Shared belief throughout the ecosystem
Belief, in Taylor Morrison’s case, shouldn’t be one thing confined to gross sales, advertising, and even customer support. It’s embedded in land offers, building scheduling, zoning conversations, and even investor communications. The corporate’s inside mantra—mirrored in its buyer teddy bear mascot—is that each determination, even those that appear operational or monetary, should go by the filter of “what does the client want?”
That degree of cultural integration isn’t unintended. It’s designed, upheld, and revisited.
“We spend a full day with our board on innovation and the way it’s a part of how we do enterprise,” Palmer mentioned. “However we’re not doing it simply to verify a field or say we use AI. We’re doing it to grasp and reply to buyer wants. All of these issues—the analysis, the design, the care—construct belief.”
A parallel lesson from Trilogy by Shea Properties
Taylor Morrison’s 11-year streak finds a kindred benchmark in Trilogy, Shea Properties’ resort life-style model, which earned the highest rating within the Lively Grownup class for the 14th consecutive yr. Its Web Belief Index rating of 117.2 was the best in the whole research, throughout all segments.

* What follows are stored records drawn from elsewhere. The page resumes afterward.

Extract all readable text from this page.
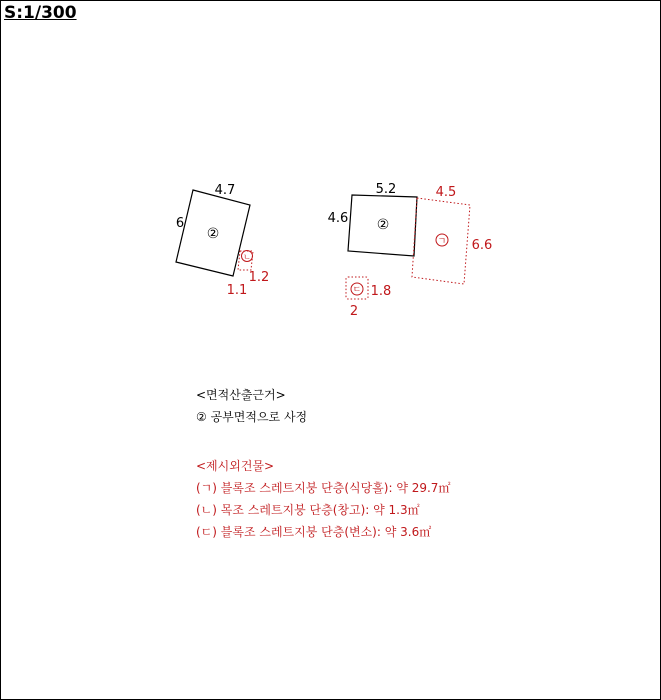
S:1/300
ㄴ
ㄱ
ㄷ
②
②
4.7
6
1.2
1.1
5.2
4.6
4.5
6.6
1.8
2
<면적산출근거>
② 공부면적으로 사정
<제시외건물>
(ㄱ) 블록조 스레트지붕 단층(식당홀): 약 29.7㎡
(ㄴ) 목조 스레트지붕 단층(창고): 약 1.3㎡
(ㄷ) 블록조 스레트지붕 단층(변소): 약 3.6㎡
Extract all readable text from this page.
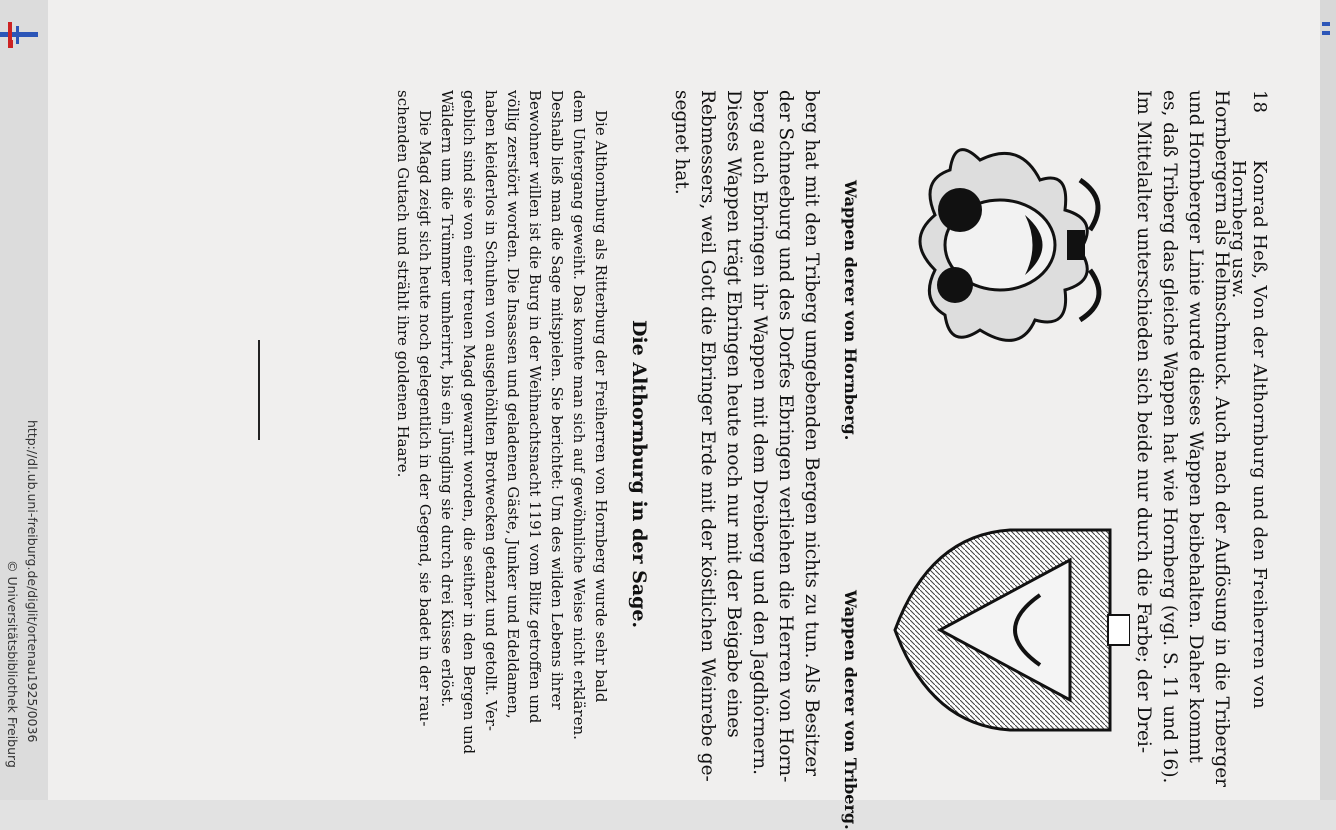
http://dl.ub.uni-freiburg.de/diglit/ortenau1925/0036
© Universitätsbibliothek Freiburg
18
Konrad Heß, Von der Althornburg und den Freiherren von Hornberg usw.
Hornbergern als Helmschmuck. Auch nach der Auflösung in die Triberger
und Hornberger Linie wurde dieses Wappen beibehalten. Daher kommt
es, daß Triberg das gleiche Wappen hat wie Hornberg (vgl. S. 11 und 16).
Im Mittelalter unterschieden sich beide nur durch die Farbe; der Drei-
Wappen derer von Hornberg.
Wappen derer von Triberg.
berg hat mit den Triberg umgebenden Bergen nichts zu tun. Als Besitzer
der Schneeburg und des Dorfes Ebringen verliehen die Herren von Horn-
berg auch Ebringen ihr Wappen mit dem Dreiberg und den Jagdhörnern.
Dieses Wappen trägt Ebringen heute noch nur mit der Beigabe eines
Rebmessers, weil Gott die Ebringer Erde mit der köstlichen Weinrebe ge-
segnet hat.
Die Althornburg in der Sage.
Die Althornburg als Ritterburg der Freiherren von Hornberg wurde sehr bald
dem Untergang geweiht. Das konnte man sich auf gewöhnliche Weise nicht erklären.
Deshalb ließ man die Sage mitspielen. Sie berichtet: Um des wilden Lebens ihrer
Bewohner willen ist die Burg in der Weihnachtsnacht 1191 vom Blitz getroffen und
völlig zerstört worden. Die Insassen und geladenen Gäste, Junker und Edeldamen,
haben kleiderlos in Schuhen von ausgehöhlten Brotwecken getanzt und getollt. Ver-
geblich sind sie von einer treuen Magd gewarnt worden, die seither in den Bergen und
Wäldern um die Trümmer umherirrt, bis ein Jüngling sie durch drei Küsse erlöst.
Die Magd zeigt sich heute noch gelegentlich in der Gegend, sie badet in der rau-
schenden Gutach und strählt ihre goldenen Haare.
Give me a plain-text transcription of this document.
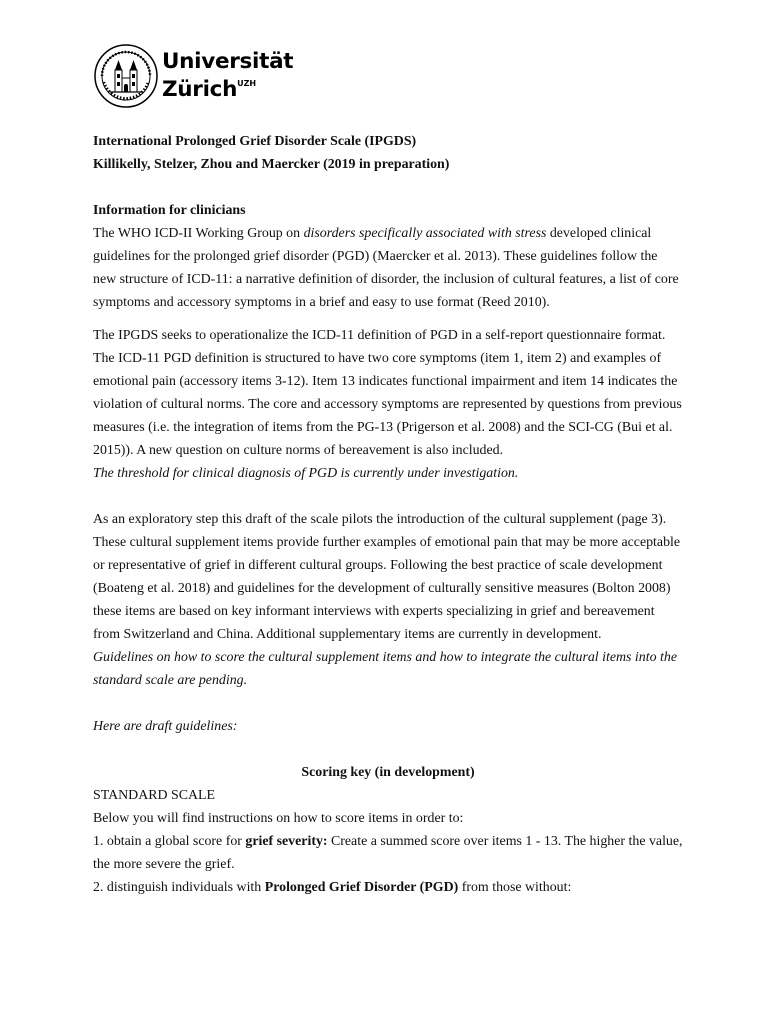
Universität
Zürich$^{UZH}$

International Prolonged Grief Disorder Scale (IPGDS)

Killikelly, Stelzer, Zhou and Maercker (2019 in preparation)

Information for clinicians

The WHO ICD-II Working Group on disorders specifically associated with stress developed clinical guidelines for the prolonged grief disorder (PGD) (Maercker et al. 2013). These guidelines follow the new structure of ICD-11: a narrative definition of disorder, the inclusion of cultural features, a list of core symptoms and accessory symptoms in a brief and easy to use format (Reed 2010).

The IPGDS seeks to operationalize the ICD-11 definition of PGD in a self-report questionnaire format. The ICD-11 PGD definition is structured to have two core symptoms (item 1, item 2) and examples of emotional pain (accessory items 3-12). Item 13 indicates functional impairment and item 14 indicates the violation of cultural norms. The core and accessory symptoms are represented by questions from previous measures (i.e. the integration of items from the PG-13 (Prigerson et al. 2008) and the SCI-CG (Bui et al. 2015)). A new question on culture norms of bereavement is also included.
The threshold for clinical diagnosis of PGD is currently under investigation.

As an exploratory step this draft of the scale pilots the introduction of the cultural supplement (page 3). These cultural supplement items provide further examples of emotional pain that may be more acceptable or representative of grief in different cultural groups. Following the best practice of scale development (Boateng et al. 2018) and guidelines for the development of culturally sensitive measures (Bolton 2008) these items are based on key informant interviews with experts specializing in grief and bereavement from Switzerland and China. Additional supplementary items are currently in development.
Guidelines on how to score the cultural supplement items and how to integrate the cultural items into the standard scale are pending.

Here are draft guidelines:

Scoring key (in development)

STANDARD SCALE

Below you will find instructions on how to score items in order to:

1. obtain a global score for grief severity: Create a summed score over items 1 - 13. The higher the value, the more severe the grief.

2. distinguish individuals with Prolonged Grief Disorder (PGD) from those without:
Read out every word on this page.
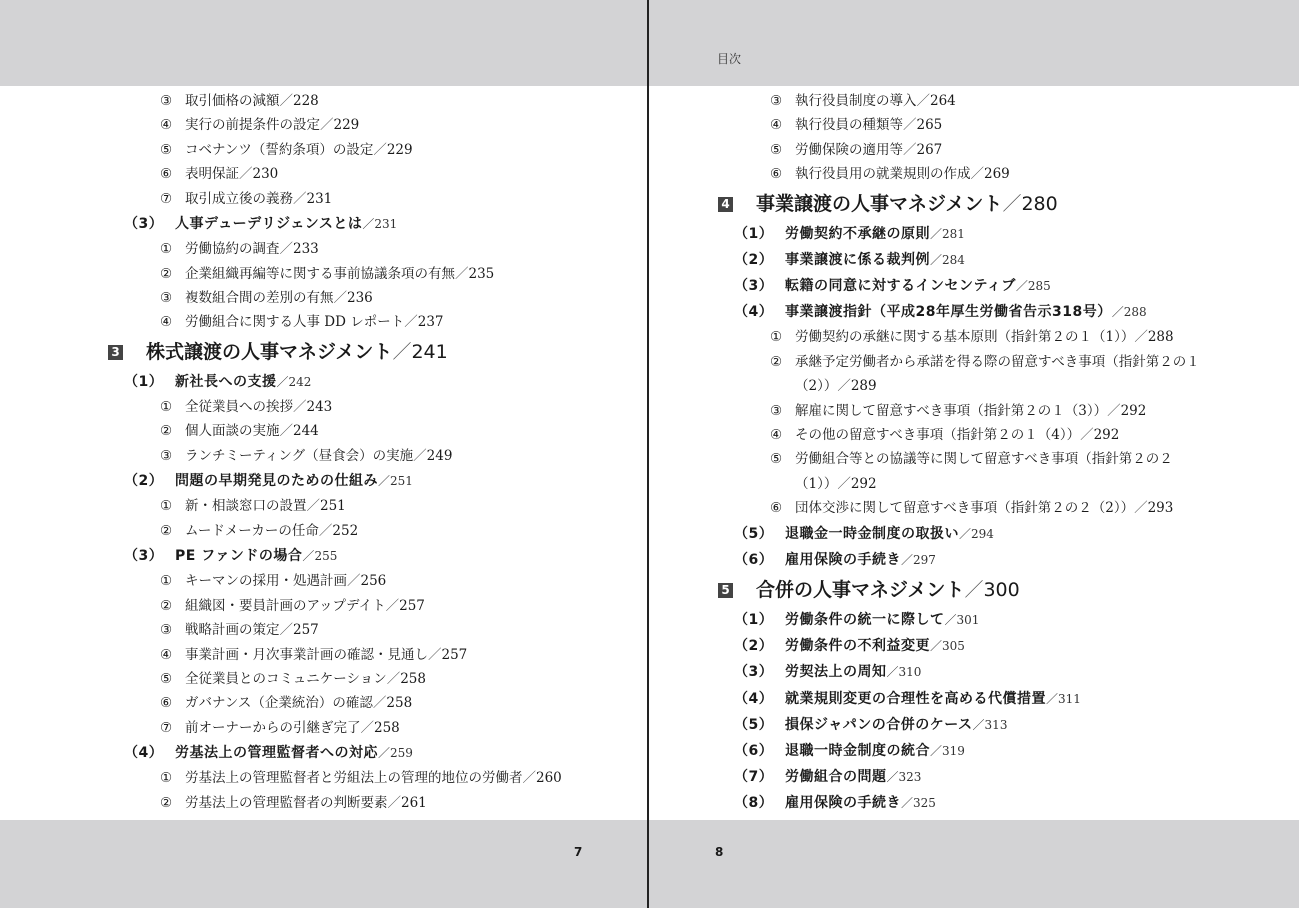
目次
7	8
③ 取引価格の減額／228
④ 実行の前提条件の設定／229
⑤ コベナンツ（誓約条項）の設定／229
⑥ 表明保証／230
⑦ 取引成立後の義務／231
（3） 人事デューデリジェンスとは／231
① 労働協約の調査／233
② 企業組織再編等に関する事前協議条項の有無／235
③ 複数組合間の差別の有無／236
④ 労働組合に関する人事 DD レポート／237
3 株式譲渡の人事マネジメント／241
（1） 新社長への支援／242
① 全従業員への挨拶／243
② 個人面談の実施／244
③ ランチミーティング（昼食会）の実施／249
（2） 問題の早期発見のための仕組み／251
① 新・相談窓口の設置／251
② ムードメーカーの任命／252
（3） PE ファンドの場合／255
① キーマンの採用・処遇計画／256
② 組織図・要員計画のアップデイト／257
③ 戦略計画の策定／257
④ 事業計画・月次事業計画の確認・見通し／257
⑤ 全従業員とのコミュニケーション／258
⑥ ガバナンス（企業統治）の確認／258
⑦ 前オーナーからの引継ぎ完了／258
（4） 労基法上の管理監督者への対応／259
① 労基法上の管理監督者と労組法上の管理的地位の労働者／260
② 労基法上の管理監督者の判断要素／261
③ 執行役員制度の導入／264
④ 執行役員の種類等／265
⑤ 労働保険の適用等／267
⑥ 執行役員用の就業規則の作成／269
4 事業譲渡の人事マネジメント／280
（1） 労働契約不承継の原則／281
（2） 事業譲渡に係る裁判例／284
（3） 転籍の同意に対するインセンティブ／285
（4） 事業譲渡指針（平成28年厚生労働省告示318号）／288
① 労働契約の承継に関する基本原則（指針第２の１（1））／288
② 承継予定労働者から承諾を得る際の留意すべき事項（指針第２の１（2））／289
③ 解雇に関して留意すべき事項（指針第２の１（3））／292
④ その他の留意すべき事項（指針第２の１（4））／292
⑤ 労働組合等との協議等に関して留意すべき事項（指針第２の２（1））／292
⑥ 団体交渉に関して留意すべき事項（指針第２の２（2））／293
（5） 退職金一時金制度の取扱い／294
（6） 雇用保険の手続き／297
5 合併の人事マネジメント／300
（1） 労働条件の統一に際して／301
（2） 労働条件の不利益変更／305
（3） 労契法上の周知／310
（4） 就業規則変更の合理性を高める代償措置／311
（5） 損保ジャパンの合併のケース／313
（6） 退職一時金制度の統合／319
（7） 労働組合の問題／323
（8） 雇用保険の手続き／325
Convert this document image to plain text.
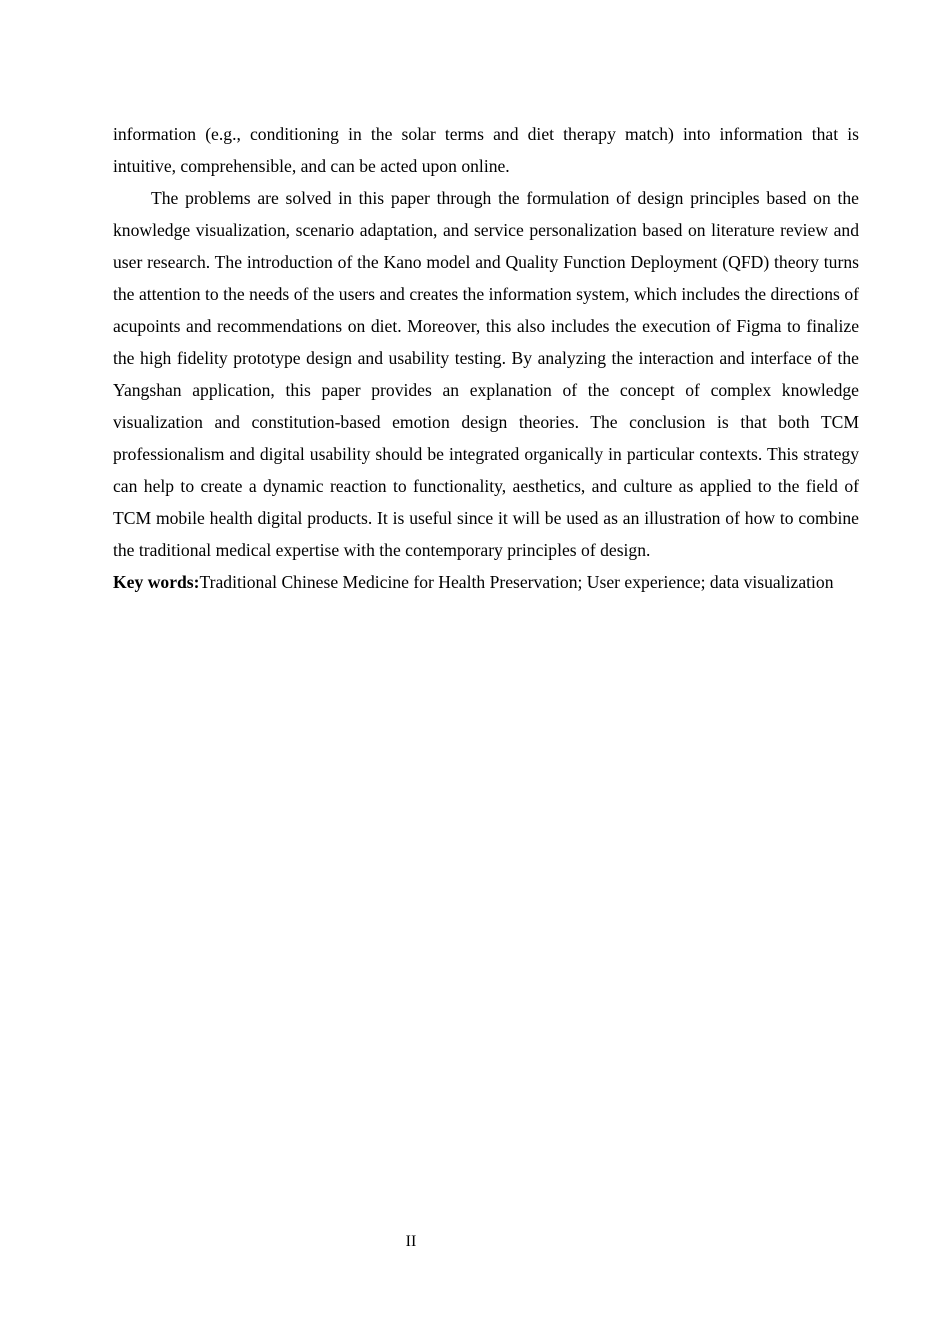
information (e.g., conditioning in the solar terms and diet therapy match) into information that is intuitive, comprehensible, and can be acted upon online.

The problems are solved in this paper through the formulation of design principles based on the knowledge visualization, scenario adaptation, and service personalization based on literature review and user research. The introduction of the Kano model and Quality Function Deployment (QFD) theory turns the attention to the needs of the users and creates the information system, which includes the directions of acupoints and recommendations on diet. Moreover, this also includes the execution of Figma to finalize the high fidelity prototype design and usability testing. By analyzing the interaction and interface of the Yangshan application, this paper provides an explanation of the concept of complex knowledge visualization and constitution-based emotion design theories. The conclusion is that both TCM professionalism and digital usability should be integrated organically in particular contexts. This strategy can help to create a dynamic reaction to functionality, aesthetics, and culture as applied to the field of TCM mobile health digital products. It is useful since it will be used as an illustration of how to combine the traditional medical expertise with the contemporary principles of design.

Key words:Traditional Chinese Medicine for Health Preservation; User experience; data visualization

II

“It’s true that individuals don’t all the time keep in mind what you mentioned or did, however they keep in mind the way you made them really feel,” mentioned Trilogy President Jeff McQueen. “Our total group leads with coronary heart.”
Like Taylor Morrison, Trilogy has embedded empathy and consistency into each touchpoint in its construct cycle—from internet interactions to in-person experiences in its boutique and resort-scale communities. And like Taylor Morrison, they see belief not as a advertising message however as a approach of doing enterprise.
Belief as the final word lengthy sport
Taylor Morrison’s repeat distinction isn’t nearly outperforming friends—it’s about embedding a customer-centric mindset deep into the operational core.
“There isn’t a descriptor I might need greater than ‘our prospects belief us,’” Palmer says. “That’s what issues to our group members. That’s what retains us proud. And that’s what drives outcomes.”
For homebuilding strategists watching these rankings from the sidelines, the message is obvious: belief isn’t earned with slogans or surveys. It’s constructed by making exhausting selections with prospects in thoughts, by aligning inside cultures round mutual respect, and by adapting—thoughtfully and frequently—to the altering methods folks seek for, purchase, and dwell in houses.
Belief, in different phrases, shouldn’t be a legacy. It’s a dwelling technique.